Both goalkeepers lived up to the reputations made in past years, all of which means that they are two of the best the sport ever produced. Roach made many exceptionally fine saves, and he had more real work to do than did the able French net custodian. In the first period the game was stopped twice, the delay being caused when Roach broke a skate in making a brilliant stop, and the second when one of the straps on his pad broke.

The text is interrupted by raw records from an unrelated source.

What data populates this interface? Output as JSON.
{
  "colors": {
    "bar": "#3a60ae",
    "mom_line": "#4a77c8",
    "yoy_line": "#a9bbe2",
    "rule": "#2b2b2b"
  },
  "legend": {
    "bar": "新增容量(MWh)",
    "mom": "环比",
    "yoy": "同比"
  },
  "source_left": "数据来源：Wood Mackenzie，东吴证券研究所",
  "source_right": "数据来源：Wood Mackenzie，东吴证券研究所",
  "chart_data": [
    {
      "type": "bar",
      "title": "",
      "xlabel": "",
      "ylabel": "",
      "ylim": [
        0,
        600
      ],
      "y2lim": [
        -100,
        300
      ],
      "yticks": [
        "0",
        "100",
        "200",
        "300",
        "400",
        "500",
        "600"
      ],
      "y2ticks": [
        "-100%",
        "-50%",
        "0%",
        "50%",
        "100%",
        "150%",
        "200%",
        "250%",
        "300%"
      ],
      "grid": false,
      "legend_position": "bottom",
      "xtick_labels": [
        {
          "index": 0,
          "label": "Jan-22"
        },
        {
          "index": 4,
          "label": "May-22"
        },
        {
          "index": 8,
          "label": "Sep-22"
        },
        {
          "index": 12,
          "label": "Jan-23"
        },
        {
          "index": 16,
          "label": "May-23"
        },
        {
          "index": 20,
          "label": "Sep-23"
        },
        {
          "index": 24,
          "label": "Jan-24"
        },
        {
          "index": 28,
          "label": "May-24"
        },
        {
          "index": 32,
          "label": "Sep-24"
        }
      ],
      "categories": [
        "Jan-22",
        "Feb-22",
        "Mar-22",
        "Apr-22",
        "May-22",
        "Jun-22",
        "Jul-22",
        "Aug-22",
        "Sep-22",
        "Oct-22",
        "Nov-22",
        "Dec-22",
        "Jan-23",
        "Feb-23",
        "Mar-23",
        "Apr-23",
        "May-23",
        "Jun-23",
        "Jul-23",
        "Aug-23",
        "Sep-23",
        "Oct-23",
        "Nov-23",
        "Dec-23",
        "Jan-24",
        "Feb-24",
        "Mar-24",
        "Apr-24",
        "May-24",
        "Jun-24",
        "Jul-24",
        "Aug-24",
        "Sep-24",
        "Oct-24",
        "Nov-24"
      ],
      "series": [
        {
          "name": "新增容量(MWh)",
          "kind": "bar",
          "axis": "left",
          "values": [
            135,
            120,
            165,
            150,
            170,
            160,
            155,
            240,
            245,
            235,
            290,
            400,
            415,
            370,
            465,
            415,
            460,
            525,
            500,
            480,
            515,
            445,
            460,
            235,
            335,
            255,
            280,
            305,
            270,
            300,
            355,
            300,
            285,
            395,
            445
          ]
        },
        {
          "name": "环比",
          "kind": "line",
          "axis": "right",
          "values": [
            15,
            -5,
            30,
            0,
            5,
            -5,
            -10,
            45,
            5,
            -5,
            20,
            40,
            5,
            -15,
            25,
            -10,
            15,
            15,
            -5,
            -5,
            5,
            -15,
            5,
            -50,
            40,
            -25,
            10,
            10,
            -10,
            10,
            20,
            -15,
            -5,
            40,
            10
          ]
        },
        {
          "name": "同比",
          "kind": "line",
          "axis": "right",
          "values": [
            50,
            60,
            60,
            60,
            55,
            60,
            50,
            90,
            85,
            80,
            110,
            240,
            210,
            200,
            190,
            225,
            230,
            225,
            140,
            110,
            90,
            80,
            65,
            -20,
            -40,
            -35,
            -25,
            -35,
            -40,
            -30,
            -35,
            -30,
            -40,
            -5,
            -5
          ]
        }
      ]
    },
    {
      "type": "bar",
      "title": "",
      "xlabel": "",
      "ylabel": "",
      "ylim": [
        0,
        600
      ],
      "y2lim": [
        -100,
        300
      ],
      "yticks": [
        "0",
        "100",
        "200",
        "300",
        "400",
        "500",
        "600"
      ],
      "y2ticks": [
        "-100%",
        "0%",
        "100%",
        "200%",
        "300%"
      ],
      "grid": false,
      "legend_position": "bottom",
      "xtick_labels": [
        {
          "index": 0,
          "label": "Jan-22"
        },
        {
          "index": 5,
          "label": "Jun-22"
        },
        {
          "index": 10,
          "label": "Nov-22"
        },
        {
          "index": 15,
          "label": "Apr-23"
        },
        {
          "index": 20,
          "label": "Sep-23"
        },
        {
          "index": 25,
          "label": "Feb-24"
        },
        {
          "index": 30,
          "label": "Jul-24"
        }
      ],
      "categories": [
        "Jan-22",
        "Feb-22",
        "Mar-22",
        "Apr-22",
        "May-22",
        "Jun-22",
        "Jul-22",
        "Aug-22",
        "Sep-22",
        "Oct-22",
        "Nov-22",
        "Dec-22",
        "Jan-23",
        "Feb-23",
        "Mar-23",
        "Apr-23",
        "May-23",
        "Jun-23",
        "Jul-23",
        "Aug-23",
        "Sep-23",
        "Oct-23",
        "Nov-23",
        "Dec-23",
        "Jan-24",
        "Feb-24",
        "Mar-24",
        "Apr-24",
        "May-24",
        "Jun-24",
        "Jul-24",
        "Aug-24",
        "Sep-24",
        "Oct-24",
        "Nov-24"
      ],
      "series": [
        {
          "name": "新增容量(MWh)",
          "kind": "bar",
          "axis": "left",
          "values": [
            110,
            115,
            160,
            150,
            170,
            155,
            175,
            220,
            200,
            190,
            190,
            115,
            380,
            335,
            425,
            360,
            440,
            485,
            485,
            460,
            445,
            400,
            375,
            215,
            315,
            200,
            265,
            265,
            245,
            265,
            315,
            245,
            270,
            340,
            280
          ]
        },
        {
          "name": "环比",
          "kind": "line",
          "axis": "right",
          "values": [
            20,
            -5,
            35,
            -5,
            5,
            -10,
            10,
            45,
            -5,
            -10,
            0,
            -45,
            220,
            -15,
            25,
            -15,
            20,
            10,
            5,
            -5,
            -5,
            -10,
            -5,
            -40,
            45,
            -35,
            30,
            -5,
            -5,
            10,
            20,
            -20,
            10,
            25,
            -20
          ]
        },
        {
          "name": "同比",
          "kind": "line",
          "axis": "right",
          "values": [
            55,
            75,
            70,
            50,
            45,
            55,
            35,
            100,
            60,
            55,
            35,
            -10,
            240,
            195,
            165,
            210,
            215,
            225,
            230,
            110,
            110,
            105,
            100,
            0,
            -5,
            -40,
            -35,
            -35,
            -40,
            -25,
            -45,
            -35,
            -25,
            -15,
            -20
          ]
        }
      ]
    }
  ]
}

Joe Malone, who is more effective than he was last year, Odie Cleghorn and Mantha were the Canadien substitutes, and each did his part. The regular forward line of Joliat, Boucher and Morenz is one of the fastest and trickiest in the league. Joliat has more speed than he ever had before, and his shot is always dangerous. Boucher did not get a chance to shine, as Arbour and Noble made life miserable for him.
Sprague Cleghorn checked well, but was off colour in his rushing. This was when the Canadien star would go from end to end every time he carried to and from the finish of these attacks, there was no more dangerous man playing hockey, but Cleghorn has lost some of his speed, and his stick handling is not what it used to be.
Story originally published in The Globe, December 17, 1923
TOR GOAL – 19:45 – Corbeau
TOR GOAL – 02:45 – Stuart
MTL GOAL – 18:30 – Joliat
TOR – Adams (2), Corbeau (2), Noble
MTL – Boucher (3), S. Cleghorn (2), O. Cleghorn, Joliat
TOR – Roach (W)
MTL – Vézina (L)
TOR – Goaltenders: John Ross Roach. Defence: Bert Corbeau, Wilf Loughlin, Billy Stuart. Forwards: Jack Adams, Lloyd Andrews, Amos Arbour, George Carey, Reg Noble, Ganton Scott.
MTL – Goaltenders: Georges Vézina. Defence: Sprague Cleghorn (C), Billy Coutu, Sylvio Mantha. Forwards: Billy Boucher, Odie Cleghorn, Aurèle Joliat, Joe Malone, Howie Morenz.